How does variance change as sample size increases Situation:
n possibilities each have their own probability of happening, and their own payout when they do. 
So expected payout $E_n$ is $\sum\limits_{i=1}^n \text{probability}_i*\text{payout}_i$
And the expected variance is $\sum\limits_{i=1}^n ( \text{payout}_i- \text{expected  payout})^2* \text{probability}_i$
Question:
If this activity is repeated 5 times, the expected payout is $5* \text{expected payout}$
But the variance is not 5 times the expected variance; it should get proportionally smaller as this activity goes on.
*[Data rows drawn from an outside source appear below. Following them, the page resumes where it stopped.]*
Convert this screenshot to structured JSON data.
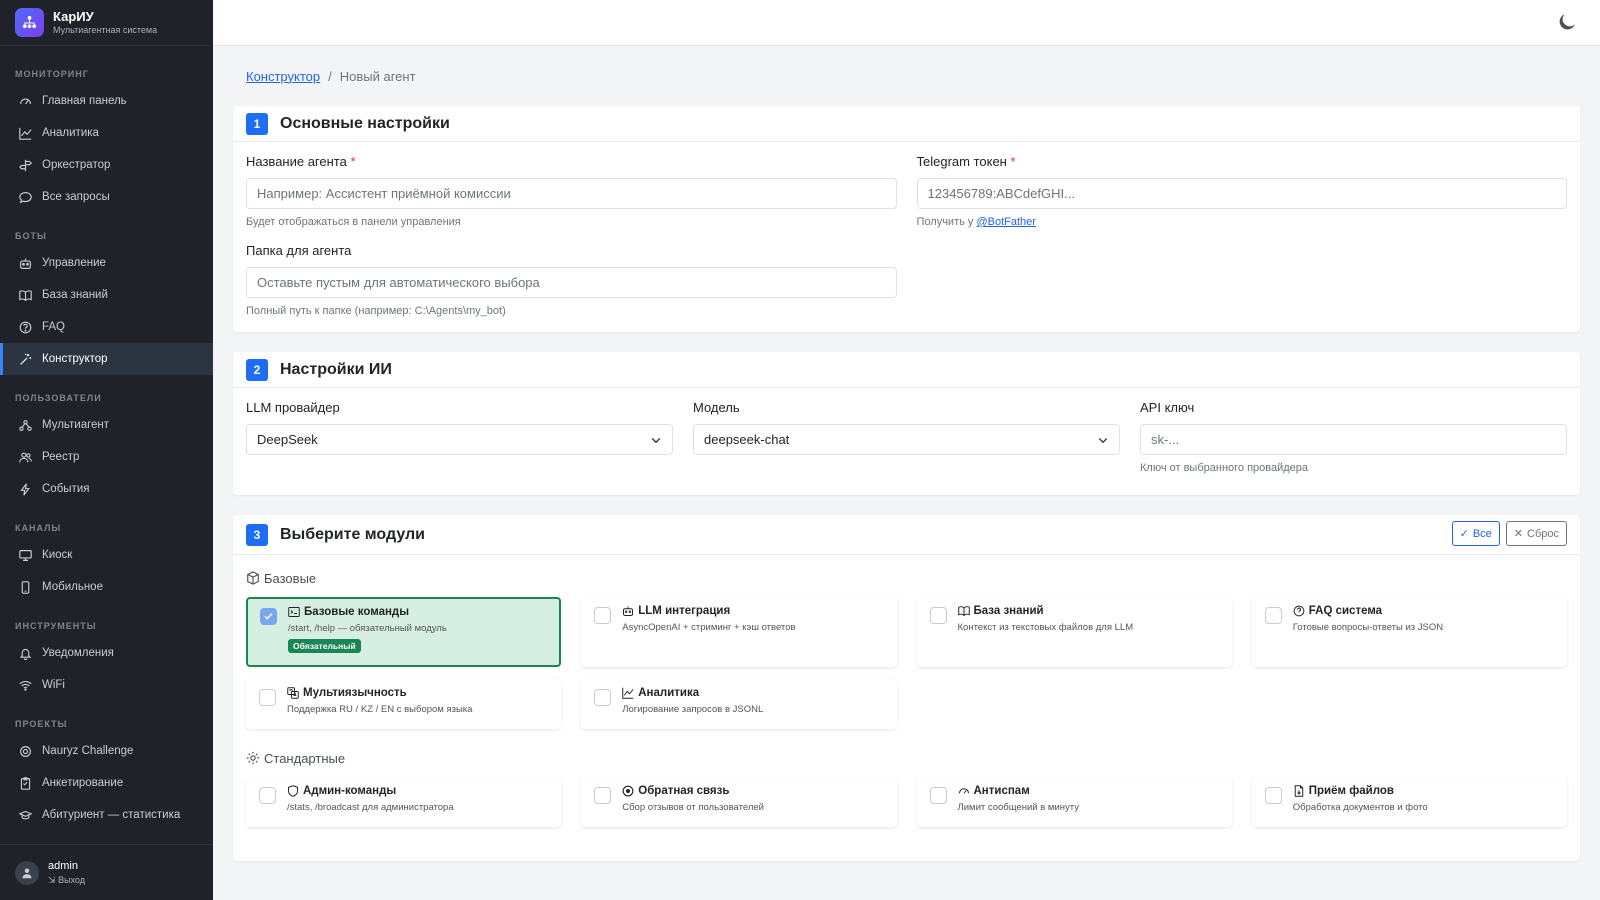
{
  "brand": {
    "title": "КарИУ",
    "subtitle": "Мультиагентная система"
  },
  "sidebar": {
    "sections": [
      {
        "label": "МОНИТОРИНГ",
        "items": [
          {
            "label": "Главная панель",
            "icon": "dashboard-icon"
          },
          {
            "label": "Аналитика",
            "icon": "chart-line-icon"
          },
          {
            "label": "Оркестратор",
            "icon": "signpost-icon"
          },
          {
            "label": "Все запросы",
            "icon": "chat-icon"
          }
        ]
      },
      {
        "label": "БОТЫ",
        "items": [
          {
            "label": "Управление",
            "icon": "robot-icon"
          },
          {
            "label": "База знаний",
            "icon": "book-icon"
          },
          {
            "label": "FAQ",
            "icon": "question-circle-icon"
          },
          {
            "label": "Конструктор",
            "icon": "magic-wand-icon",
            "active": true
          }
        ]
      },
      {
        "label": "ПОЛЬЗОВАТЕЛИ",
        "items": [
          {
            "label": "Мультиагент",
            "icon": "diagram-icon"
          },
          {
            "label": "Реестр",
            "icon": "people-icon"
          },
          {
            "label": "События",
            "icon": "lightning-icon"
          }
        ]
      },
      {
        "label": "КАНАЛЫ",
        "items": [
          {
            "label": "Киоск",
            "icon": "monitor-icon"
          },
          {
            "label": "Мобильное",
            "icon": "phone-icon"
          }
        ]
      },
      {
        "label": "ИНСТРУМЕНТЫ",
        "items": [
          {
            "label": "Уведомления",
            "icon": "bell-icon"
          },
          {
            "label": "WiFi",
            "icon": "wifi-icon"
          }
        ]
      },
      {
        "label": "ПРОЕКТЫ",
        "items": [
          {
            "label": "Nauryz Challenge",
            "icon": "gear-icon"
          },
          {
            "label": "Анкетирование",
            "icon": "clipboard-icon"
          },
          {
            "label": "Абитуриент — статистика",
            "icon": "mortarboard-icon"
          }
        ]
      }
    ],
    "user": {
      "name": "admin",
      "logout": "Выход"
    }
  },
  "breadcrumb": {
    "root": "Конструктор",
    "current": "Новый агент"
  },
  "section1": {
    "step": "1",
    "title": "Основные настройки",
    "agent_name": {
      "label": "Название агента",
      "required": "*",
      "placeholder": "Например: Ассистент приёмной комиссии",
      "hint": "Будет отображаться в панели управления"
    },
    "telegram": {
      "label": "Telegram токен",
      "required": "*",
      "placeholder": "123456789:ABCdefGHI...",
      "hint_prefix": "Получить у ",
      "hint_link": "@BotFather"
    },
    "folder": {
      "label": "Папка для агента",
      "placeholder": "Оставьте пустым для автоматического выбора",
      "hint": "Полный путь к папке (например: C:\\Agents\\my_bot)"
    }
  },
  "section2": {
    "step": "2",
    "title": "Настройки ИИ",
    "provider": {
      "label": "LLM провайдер",
      "value": "DeepSeek"
    },
    "model": {
      "label": "Модель",
      "value": "deepseek-chat"
    },
    "api_key": {
      "label": "API ключ",
      "placeholder": "sk-...",
      "hint": "Ключ от выбранного провайдера"
    }
  },
  "section3": {
    "step": "3",
    "title": "Выберите модули",
    "btn_all": "Все",
    "btn_reset": "Сброс",
    "groups": [
      {
        "label": "Базовые",
        "modules": [
          {
            "title": "Базовые команды",
            "desc": "/start, /help — обязательный модуль",
            "badge": "Обязательный",
            "selected": true,
            "icon": "terminal-icon"
          },
          {
            "title": "LLM интеграция",
            "desc": "AsyncOpenAI + стриминг + кэш ответов",
            "icon": "robot-icon"
          },
          {
            "title": "База знаний",
            "desc": "Контекст из текстовых файлов для LLM",
            "icon": "book-icon"
          },
          {
            "title": "FAQ система",
            "desc": "Готовые вопросы-ответы из JSON",
            "icon": "question-circle-icon"
          },
          {
            "title": "Мультиязычность",
            "desc": "Поддержка RU / KZ / EN с выбором языка",
            "icon": "translate-icon"
          },
          {
            "title": "Аналитика",
            "desc": "Логирование запросов в JSONL",
            "icon": "chart-line-icon"
          }
        ]
      },
      {
        "label": "Стандартные",
        "modules": [
          {
            "title": "Админ-команды",
            "desc": "/stats, /broadcast для администратора",
            "icon": "shield-icon"
          },
          {
            "title": "Обратная связь",
            "desc": "Сбор отзывов от пользователей",
            "icon": "chat-icon"
          },
          {
            "title": "Антиспам",
            "desc": "Лимит сообщений в минуту",
            "icon": "speedometer-icon"
          },
          {
            "title": "Приём файлов",
            "desc": "Обработка документов и фото",
            "icon": "file-icon"
          }
        ]
      }
    ]
  },
  "colors": {
    "sidebar_bg": "#1f2329",
    "accent": "#1d6ef5",
    "success": "#198754",
    "selected_bg": "#d6efe2"
  }
}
But how do I calculate the variance through iterations?
 A: The variance of a sum is the sum of the variances plus twice the sum of the covariances.
e.g.   $\,\, \operatorname{Var}(X+Y+Z)$
$$= \operatorname{Var}(X)+\operatorname{Var}(Y)+\operatorname{Var}(Z) \\+ 2 [\operatorname{Cov}(X,Y)+ \operatorname{Cov}(X,Z) + \operatorname{Cov}(Y,Z)]$$
If your events are independent, those covariances are zero, and that reduces to "the variance of a sum is the sum of the variances":
$$\operatorname{Var}(X+Y+Z)= \operatorname{Var}(X)+\operatorname{Var}(Y)+\operatorname{Var}(Z)$$
So if you repeat it 5 times, yes, the variance of the total is indeed 5 times larger.
The standard deviation therefore increases as the square root of the number of repetitions, which may be what you're anticipating.
A: If you are interested in the sum of payouts then, as @Glen_b suggests, variance gets larger with more repetitions of the experiment: $kVar_n$ after $k$ repetitions.
If you are interested in the average payout, then variance is $\frac{Var_n}{k}$ after $k$ repetitions. Since you say:

[variance] should get proportionally smaller as this activity goes on.

I guess you are interested in the average. This also assumes independence.